Elle incite surtout à poser la question suivante : pourquoi a-t-on attendu si longtemps pour que les opérateurs à l’export aient enfin en main ce certificat pourtant si précieux et si cher en temps et en argent à acquérir quand on sollicite les services de laboratoires d’analyse et d’expertise internationaux ? Pour toute opération de vente de produits à l’étranger, ici ou ailleurs, ce document constitue comme tout le monde le sait le sésame par excellence. Tous les opérateurs algériens qui ont l’expérience de l’export vous le diront : sans lui, et à moins de faire dans la contrebande, il est quasiment impossible de pouvoir faire traverser par les moyens légaux les frontières d’un pays étranger à une marchandise qui n’est pas certifiée sûre en qualité comme en hygiène. Tous vous diront quel parcours faut-il pour faire « homologuer » son produit ailleurs qu’en Algérie et conquérir des marchés extérieurs nouveaux..
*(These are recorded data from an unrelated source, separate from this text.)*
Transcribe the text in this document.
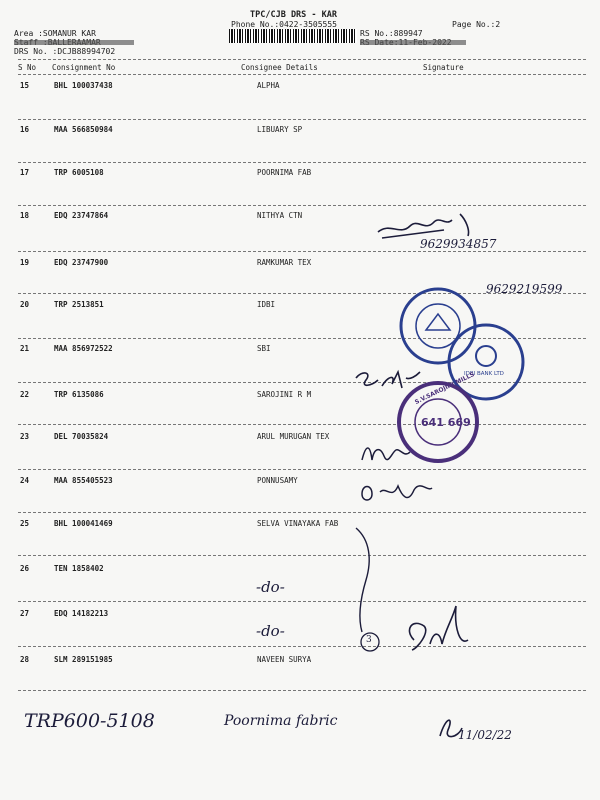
TPC/CJB DRS - KAR
Phone No.:0422-3505555	Page No.:2
Area :SOMANUR KAR	RS No.:889947
DRS No. :DCJB88994702
S No Consignment No	Consignee Details	Signature
15	BHL 100037438	ALPHA
16	MAA 566850984	LIBUARY SP
17	TRP 6005108	POORNIMA FAB
18	EDQ 23747864	NITHYA CTN
19	EDQ 23747900	RAMKUMAR TEX
20	TRP 2513851	IDBI
21	MAA 856972522	SBI
22	TRP 6135086	SAROJINI R M
23	DEL 70035824	ARUL MURUGAN TEX
24	MAA 855405523	PONNUSAMY
25	BHL 100041469	SELVA VINAYAKA FAB
26	TEN 1858402
27	EDQ 14182213
28	SLM 289151985	NAVEEN SURYA
9629934857
9629219599
-do-
-do-	3
TRP600-5108	Poornima fabric
11/02/22
IDBI BANK LTD
S.V.SAROJINI MILLS
641 669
Faut-il s’arrêter à cette interrogation-sentence sur le retard accusé dans ce domaine ? Au contraire, il faut applaudir l’initiative et espérer que le Centre qui l’a prise, le CACQE, ait les moyens de répondre à une demande qui, si l’on croit les ambitions d’exporter dévoilées depuis peu par les chefs d’entreprise en vue, devrait être de plus en plus émergente. Pour le conseil sur les marchés étrangers, leur potentiel, leurs débouchés, leurs tailles et le risque-pays, on attendra… En espérant pas trop.